Toshio Ohi

Ohi-san is the 11th generation of Ceramic masters to take the name Chozaemon; a name that has been passed down through his family for over 350 years.

One of the specialties of Ohi-san’s studio is creating tea bowls and other utensils to use within traditional Japanese tea ceremony. In fact, his first ancestor to use the name Ohi Chozaemon came to Kanazawa from Kyoto in 1666 with Senso Soshitsu who was head of the Uransenke, one of the three original lines of Tea Masters descended from Sen-no-Rikyu, creator of the modern tea ceremony. They were invited by the Maeda family, the feudal lord of Kaga.

For almost 200 years, works made by the family were exclusively for the use of the Maeda clan, the family which ruled over Kanazawa. It wasn’t until the middle of the 19th century that they finally started selling their wares to the public at large.

The traditional style of the Ohi Chozaemon family is to make their ceramics without the use of a potter’s wheel. Instead Ohi-san will shape each bowl from hand, using soft local clay. Then, with tools that have been handed down through his family for generations, he will cut and scrape the clay before firing it at a low heat.

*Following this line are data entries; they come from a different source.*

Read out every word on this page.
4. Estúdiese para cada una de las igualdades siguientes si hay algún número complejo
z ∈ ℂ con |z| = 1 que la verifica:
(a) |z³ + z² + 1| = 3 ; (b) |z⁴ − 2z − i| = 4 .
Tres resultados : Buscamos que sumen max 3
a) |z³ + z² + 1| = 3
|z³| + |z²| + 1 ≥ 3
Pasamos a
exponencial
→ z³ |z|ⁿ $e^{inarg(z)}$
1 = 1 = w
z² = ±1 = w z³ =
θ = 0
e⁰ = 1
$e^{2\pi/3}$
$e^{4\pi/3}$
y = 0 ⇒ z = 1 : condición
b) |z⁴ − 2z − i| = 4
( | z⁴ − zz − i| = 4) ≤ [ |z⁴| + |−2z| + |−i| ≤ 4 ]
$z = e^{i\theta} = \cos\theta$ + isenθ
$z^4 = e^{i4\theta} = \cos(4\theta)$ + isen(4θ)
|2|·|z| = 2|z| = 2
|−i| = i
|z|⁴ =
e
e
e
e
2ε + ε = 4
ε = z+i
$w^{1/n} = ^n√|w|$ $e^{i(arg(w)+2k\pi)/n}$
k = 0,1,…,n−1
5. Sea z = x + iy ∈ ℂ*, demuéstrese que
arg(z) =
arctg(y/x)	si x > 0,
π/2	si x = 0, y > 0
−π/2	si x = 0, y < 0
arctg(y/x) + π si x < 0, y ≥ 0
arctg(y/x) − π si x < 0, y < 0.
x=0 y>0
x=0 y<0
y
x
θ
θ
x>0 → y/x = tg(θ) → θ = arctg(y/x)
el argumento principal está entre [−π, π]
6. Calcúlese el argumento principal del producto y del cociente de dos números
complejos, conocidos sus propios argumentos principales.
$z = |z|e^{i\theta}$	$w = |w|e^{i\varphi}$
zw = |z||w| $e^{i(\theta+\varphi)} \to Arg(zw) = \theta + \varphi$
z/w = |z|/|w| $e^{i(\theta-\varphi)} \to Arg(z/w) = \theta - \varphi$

Ohi-ware and tea bowls in particular, are known for their irregular shape and clever glazing techniques which allow for an impressive range of patterns, from the subtle to the very distinctive.

Ohi-san draws on the knowledge and inspiration of 11 generations of artist and his exquisite work is internationally renowned but he is still based in Kanazawa, working out of the Ohi Museum and Gallery which is actually housed within his original family home. The museum contains artefacts dating back 350 years to the very first Ohi Chozaemon.